Hong Kong shares close morning lower on profit-taking
Share prices closed the morning lower on profit-taking following yesterday's gains, with sentiment also weighed down by Standard & Poor's downgrade of Hong Kong's local currency ratings outlook and the ratings on HSBC's Hong Kong units, dealers said.
The Hang Seng Index closed the session down 85.69 points or 0.87% at 9,718.96, off a high of 9,803.30 and a low of 9,712.90, on trade of 2.956 billion hkd.
The Hang Seng October contract last traded at 9,725 points.
"Market players were reaping their profits from yesterday's (rise), while the S&P downgrade also (fuelled) further sell-offs, mainly in heavyweight HSBC," Fulbright Securities general manager Francis Lun said.
"However, selling pressure has not been excessive so far, with the index supported by futures-related buying ... ahead of the October contract expiry next week," Lun said.
Lun said the Hang Seng Index is likely to struggle at current levels in the afternoon session.
S&P said it has cut the outlook on its AA-rating for Hong Kong's long-term local currency rating to negative from stable, reflecting the territory's persistent fiscal pressures.

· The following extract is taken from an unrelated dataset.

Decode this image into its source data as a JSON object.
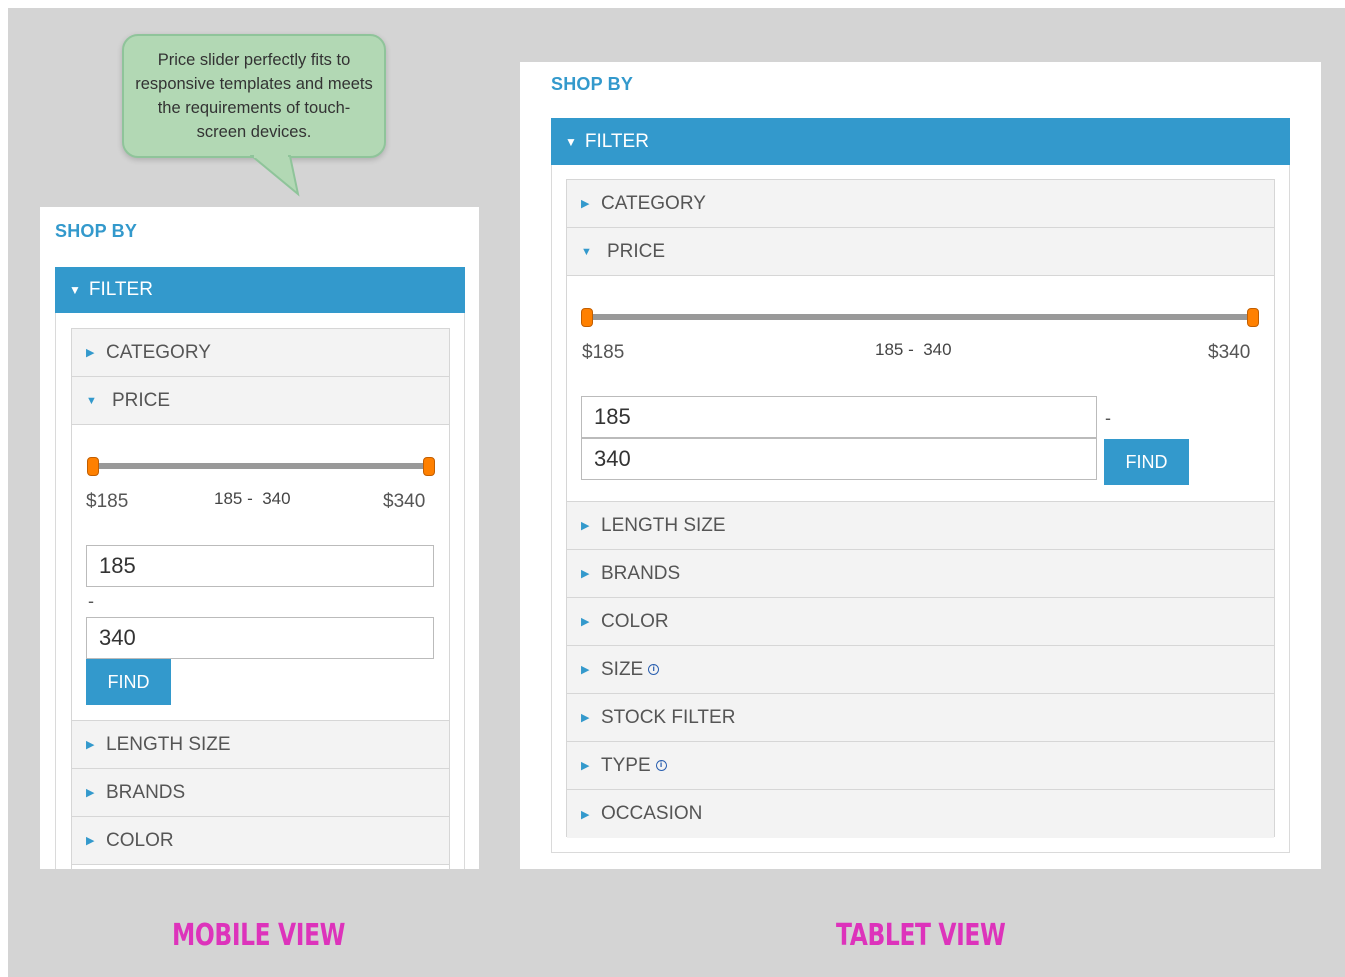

The rating agency has also revised the outlooks on its AA- local currency ratings for Hongkong and Shanghai Banking Corp Ltd and Hong Kong Mortgage Corp to negative from stable.
Lippo Securities associate director Kitty Chan said: "It's not surprising to hear of the downgrades."
"I guess most people here have been made aware of the current situation in Hong Kong," she said.
"We are anticipating a fiscal deficit of about 60-70 billion hkd per year, while our fiscal reserves stand at around 200 billion hkd. The situation is not optimistic. However, this is not new to us," Lippo's Chan said.
Financial Secretary Antony Leung said earlier this month the five months to August deficit has already hit 56 billion hkd, which has exceeded his former projection of a deficit of 45.2 billion hkd for the fiscal year ending March 2003.
The Hang Seng China Enterprises Index was down 20.18 points at 1,866.13, while the CAC Index fell 7.48 points to 1,084.63. The GEM board Index was down 1.52 points to 115.71 on trade of 76.122 million hkd.
HSBC was down 1.00 at 86.50, off a low of 86.25 following S&P's downgrade on its Hong Kong units, while Hang Seng Bank was off 1.25 at 84.75 and BOC Hong Kong was down 0.10 at 7.95.
Among telecom stocks, China Unicom gained 0.05 to 5.50, while China Mobile lost 0.15 to 20.95, PCCW dropped 0.01 to 1.18 and Hutchison Whampoa eased 0.40 to 48.80.
In the property sector, Sun Hung Kai Properties fell 0.40 to 49.50, Henderson Land eased 0.40 to 24.55, Cheung Kong lost 0.25 to 53.00 and New World Development dropped 0.075 to 4.45.